If this was an intermittent network issue that could explain why our app’s requests continued to work while outside requests did not. The Pingdom checks of our status endpoint aren’t quite the same, but they definitely don’t support faulting Storyteller.io in these issues.
Child Processes
There’s something of a pattern to this happening in the late night/early morning hours. The incident prior occurred March 12 from 12:19am with non-stop flapping all the way overnight until 8am, totaling 5 hours 43 minutes. Before this February 28 had 43 minutes of downtime around 11:40-12:26am. Another pattern are long periods of 1-5 minute flapping that culminate in longer periods of downtime that then suddenly recover. Timestamps can be seen from Pingdom.
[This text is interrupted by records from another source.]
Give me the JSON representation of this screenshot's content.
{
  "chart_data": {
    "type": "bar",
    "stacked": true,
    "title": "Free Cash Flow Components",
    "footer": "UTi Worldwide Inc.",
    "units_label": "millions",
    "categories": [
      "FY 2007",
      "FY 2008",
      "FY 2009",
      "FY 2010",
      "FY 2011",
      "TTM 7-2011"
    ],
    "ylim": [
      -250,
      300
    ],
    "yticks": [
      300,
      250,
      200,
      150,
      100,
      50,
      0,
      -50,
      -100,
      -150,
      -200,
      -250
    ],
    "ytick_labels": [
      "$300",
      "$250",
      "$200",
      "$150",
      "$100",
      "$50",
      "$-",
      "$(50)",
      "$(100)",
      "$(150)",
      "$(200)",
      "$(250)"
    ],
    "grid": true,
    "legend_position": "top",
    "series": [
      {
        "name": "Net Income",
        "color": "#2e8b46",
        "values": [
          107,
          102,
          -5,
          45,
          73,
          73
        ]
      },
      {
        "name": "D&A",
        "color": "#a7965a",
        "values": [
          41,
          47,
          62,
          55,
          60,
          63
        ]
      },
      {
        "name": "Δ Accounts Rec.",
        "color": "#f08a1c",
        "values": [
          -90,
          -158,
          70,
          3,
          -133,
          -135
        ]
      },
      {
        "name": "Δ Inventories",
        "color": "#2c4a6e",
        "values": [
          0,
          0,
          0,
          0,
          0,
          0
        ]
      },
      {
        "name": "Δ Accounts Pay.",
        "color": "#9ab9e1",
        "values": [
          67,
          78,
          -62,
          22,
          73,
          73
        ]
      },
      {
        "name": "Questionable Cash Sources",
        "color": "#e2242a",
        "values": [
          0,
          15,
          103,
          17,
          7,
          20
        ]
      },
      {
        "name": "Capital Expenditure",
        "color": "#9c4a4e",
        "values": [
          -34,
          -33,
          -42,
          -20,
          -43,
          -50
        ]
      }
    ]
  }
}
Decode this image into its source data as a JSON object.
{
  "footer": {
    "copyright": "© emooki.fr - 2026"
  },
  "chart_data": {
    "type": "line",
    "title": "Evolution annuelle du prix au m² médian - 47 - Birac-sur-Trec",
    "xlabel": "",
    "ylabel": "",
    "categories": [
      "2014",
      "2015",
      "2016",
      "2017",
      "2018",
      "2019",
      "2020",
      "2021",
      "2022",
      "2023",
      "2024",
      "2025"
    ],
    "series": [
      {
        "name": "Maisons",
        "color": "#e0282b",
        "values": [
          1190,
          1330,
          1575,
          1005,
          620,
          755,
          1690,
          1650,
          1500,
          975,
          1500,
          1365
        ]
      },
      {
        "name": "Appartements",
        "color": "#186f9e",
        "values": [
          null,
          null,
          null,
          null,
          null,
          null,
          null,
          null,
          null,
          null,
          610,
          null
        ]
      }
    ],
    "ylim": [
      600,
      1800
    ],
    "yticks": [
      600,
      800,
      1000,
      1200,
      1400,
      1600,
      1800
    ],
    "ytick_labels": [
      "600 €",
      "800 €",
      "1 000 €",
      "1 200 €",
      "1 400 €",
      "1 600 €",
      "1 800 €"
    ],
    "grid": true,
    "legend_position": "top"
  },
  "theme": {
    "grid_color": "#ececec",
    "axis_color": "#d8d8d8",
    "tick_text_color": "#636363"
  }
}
In the case of March 12 Modulus was experiencing an issue where a percentage of servos failed to start due to EADDRINUSE error, so re-deploying wasn’t even possible without their intervention. They had this to say.
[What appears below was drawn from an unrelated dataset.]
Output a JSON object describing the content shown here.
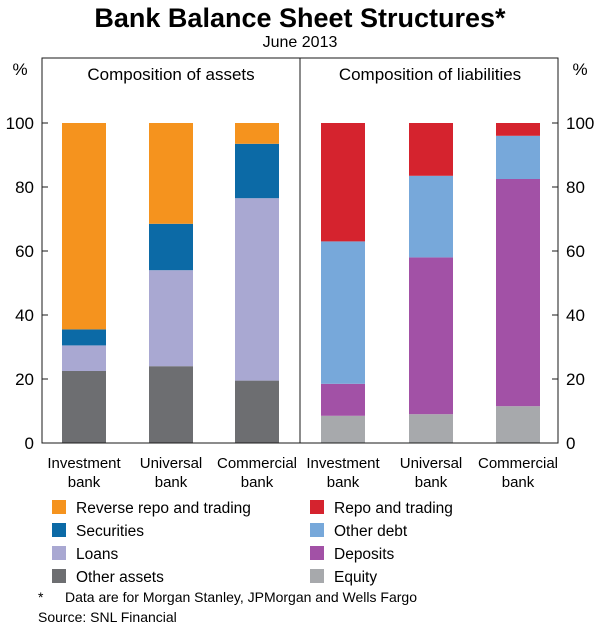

It’s possible this incident was unrelated, but it does make me wonder about the child processes we spawn. Charlie previously showed us some examples of zombie processes they saw spawned from Solidus servers. Haven’t heard of further incidents though. This may have predated the switch to node-worker-farm.
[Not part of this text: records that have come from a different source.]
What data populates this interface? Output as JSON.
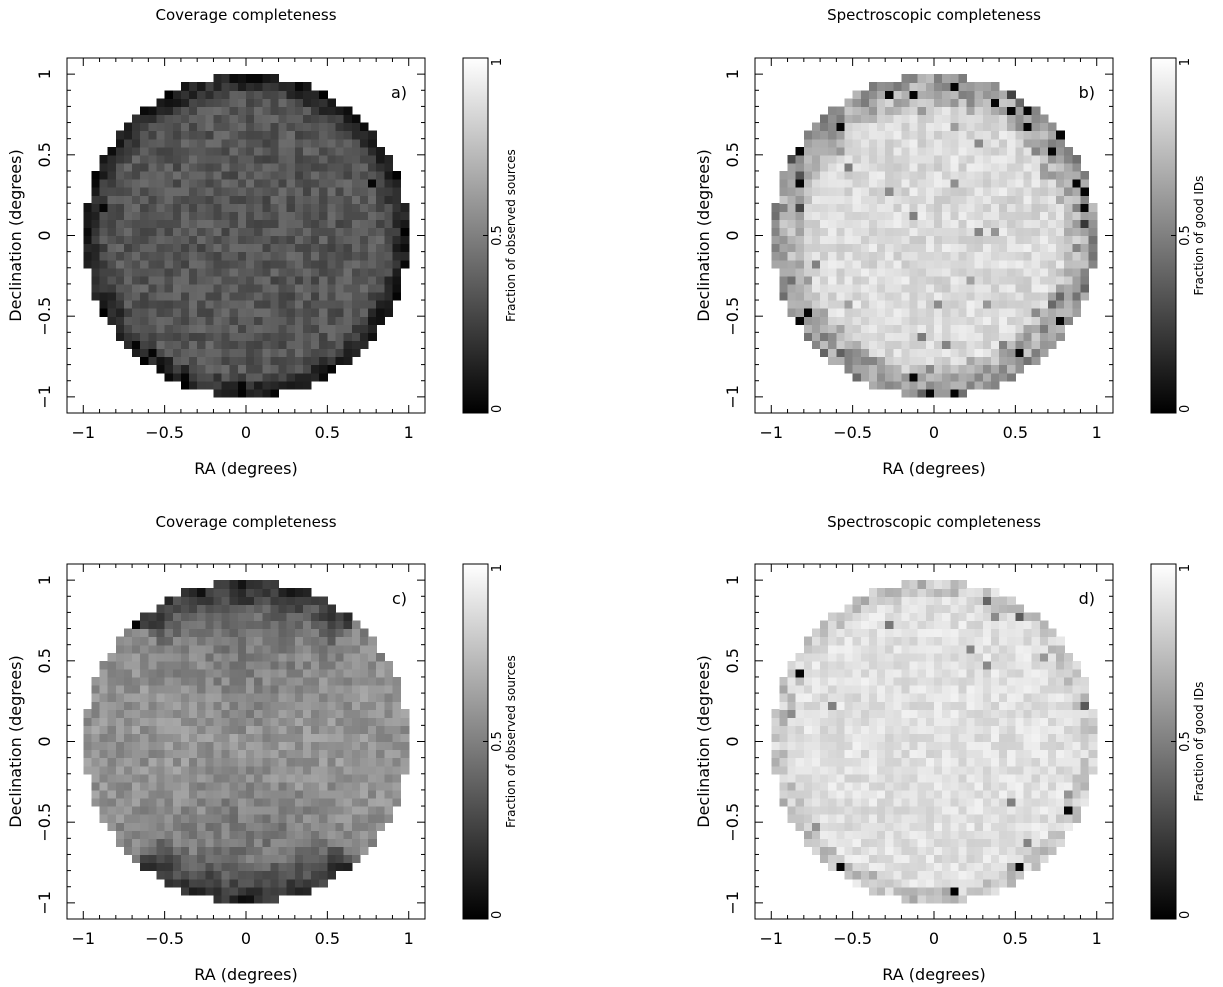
{
  "figure": {
    "background": "#ffffff",
    "colormap": [
      "#000000",
      "#ffffff"
    ]
  },
  "chart_data": [
    {
      "type": "heatmap",
      "panel_label": "a)",
      "title": "Coverage completeness",
      "xlabel": "RA (degrees)",
      "ylabel": "Declination (degrees)",
      "xlim": [
        -1.1,
        1.1
      ],
      "ylim": [
        -1.1,
        1.1
      ],
      "xticks": [
        -1,
        -0.5,
        0,
        0.5,
        1
      ],
      "yticks": [
        -1,
        -0.5,
        0,
        0.5,
        1
      ],
      "xtick_labels": [
        "−1",
        "−0.5",
        "0",
        "0.5",
        "1"
      ],
      "ytick_labels": [
        "−1",
        "−0.5",
        "0",
        "0.5",
        "1"
      ],
      "grid": false,
      "field": {
        "shape": "circle",
        "radius_deg": 1.0,
        "grid_cells": 40,
        "cell_deg": 0.05
      },
      "value_pattern": "outer-edge-low",
      "value_range_estimate": [
        0.0,
        0.6
      ],
      "colorbar": {
        "label": "Fraction of observed sources",
        "range": [
          0,
          1
        ],
        "ticks": [
          0,
          0.5,
          1
        ],
        "tick_labels": [
          "0",
          "0.5",
          "1"
        ]
      }
    },
    {
      "type": "heatmap",
      "panel_label": "b)",
      "title": "Spectroscopic completeness",
      "xlabel": "RA (degrees)",
      "ylabel": "Declination (degrees)",
      "xlim": [
        -1.1,
        1.1
      ],
      "ylim": [
        -1.1,
        1.1
      ],
      "xticks": [
        -1,
        -0.5,
        0,
        0.5,
        1
      ],
      "yticks": [
        -1,
        -0.5,
        0,
        0.5,
        1
      ],
      "xtick_labels": [
        "−1",
        "−0.5",
        "0",
        "0.5",
        "1"
      ],
      "ytick_labels": [
        "−1",
        "−0.5",
        "0",
        "0.5",
        "1"
      ],
      "grid": false,
      "field": {
        "shape": "circle",
        "radius_deg": 1.0,
        "grid_cells": 40,
        "cell_deg": 0.05
      },
      "value_pattern": "high-with-edge-dropouts",
      "value_range_estimate": [
        0.0,
        1.0
      ],
      "colorbar": {
        "label": "Fraction of good IDs",
        "range": [
          0,
          1
        ],
        "ticks": [
          0,
          0.5,
          1
        ],
        "tick_labels": [
          "0",
          "0.5",
          "1"
        ]
      }
    },
    {
      "type": "heatmap",
      "panel_label": "c)",
      "title": "Coverage completeness",
      "xlabel": "RA (degrees)",
      "ylabel": "Declination (degrees)",
      "xlim": [
        -1.1,
        1.1
      ],
      "ylim": [
        -1.1,
        1.1
      ],
      "xticks": [
        -1,
        -0.5,
        0,
        0.5,
        1
      ],
      "yticks": [
        -1,
        -0.5,
        0,
        0.5,
        1
      ],
      "xtick_labels": [
        "−1",
        "−0.5",
        "0",
        "0.5",
        "1"
      ],
      "ytick_labels": [
        "−1",
        "−0.5",
        "0",
        "0.5",
        "1"
      ],
      "grid": false,
      "field": {
        "shape": "circle",
        "radius_deg": 1.0,
        "grid_cells": 40,
        "cell_deg": 0.05
      },
      "value_pattern": "spoke-dark-top-bottom",
      "value_range_estimate": [
        0.0,
        0.8
      ],
      "colorbar": {
        "label": "Fraction of observed sources",
        "range": [
          0,
          1
        ],
        "ticks": [
          0,
          0.5,
          1
        ],
        "tick_labels": [
          "0",
          "0.5",
          "1"
        ]
      }
    },
    {
      "type": "heatmap",
      "panel_label": "d)",
      "title": "Spectroscopic completeness",
      "xlabel": "RA (degrees)",
      "ylabel": "Declination (degrees)",
      "xlim": [
        -1.1,
        1.1
      ],
      "ylim": [
        -1.1,
        1.1
      ],
      "xticks": [
        -1,
        -0.5,
        0,
        0.5,
        1
      ],
      "yticks": [
        -1,
        -0.5,
        0,
        0.5,
        1
      ],
      "xtick_labels": [
        "−1",
        "−0.5",
        "0",
        "0.5",
        "1"
      ],
      "ytick_labels": [
        "−1",
        "−0.5",
        "0",
        "0.5",
        "1"
      ],
      "grid": false,
      "field": {
        "shape": "circle",
        "radius_deg": 1.0,
        "grid_cells": 40,
        "cell_deg": 0.05
      },
      "value_pattern": "high-uniform",
      "value_range_estimate": [
        0.0,
        1.0
      ],
      "colorbar": {
        "label": "Fraction of good IDs",
        "range": [
          0,
          1
        ],
        "ticks": [
          0,
          0.5,
          1
        ],
        "tick_labels": [
          "0",
          "0.5",
          "1"
        ]
      }
    }
  ]
}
Are any child processes spawned for resource requests?
Resiliency
We may not be able to identify the exact cause of this issue if it is truly intermittent network latency. But if this is the case I think we need more resilient resource fetching that doesn’t bring an entire site down. In Orator a site continued to load if resource requests failed, leading to issues of disappearing content and such but otherwise maintained some level of uptime.
There is a 3.5 second timeout for resources, but is the fetching synchronous? I’m wondering why the rest of the site doesn’t respond if all the resources timeout around the same time.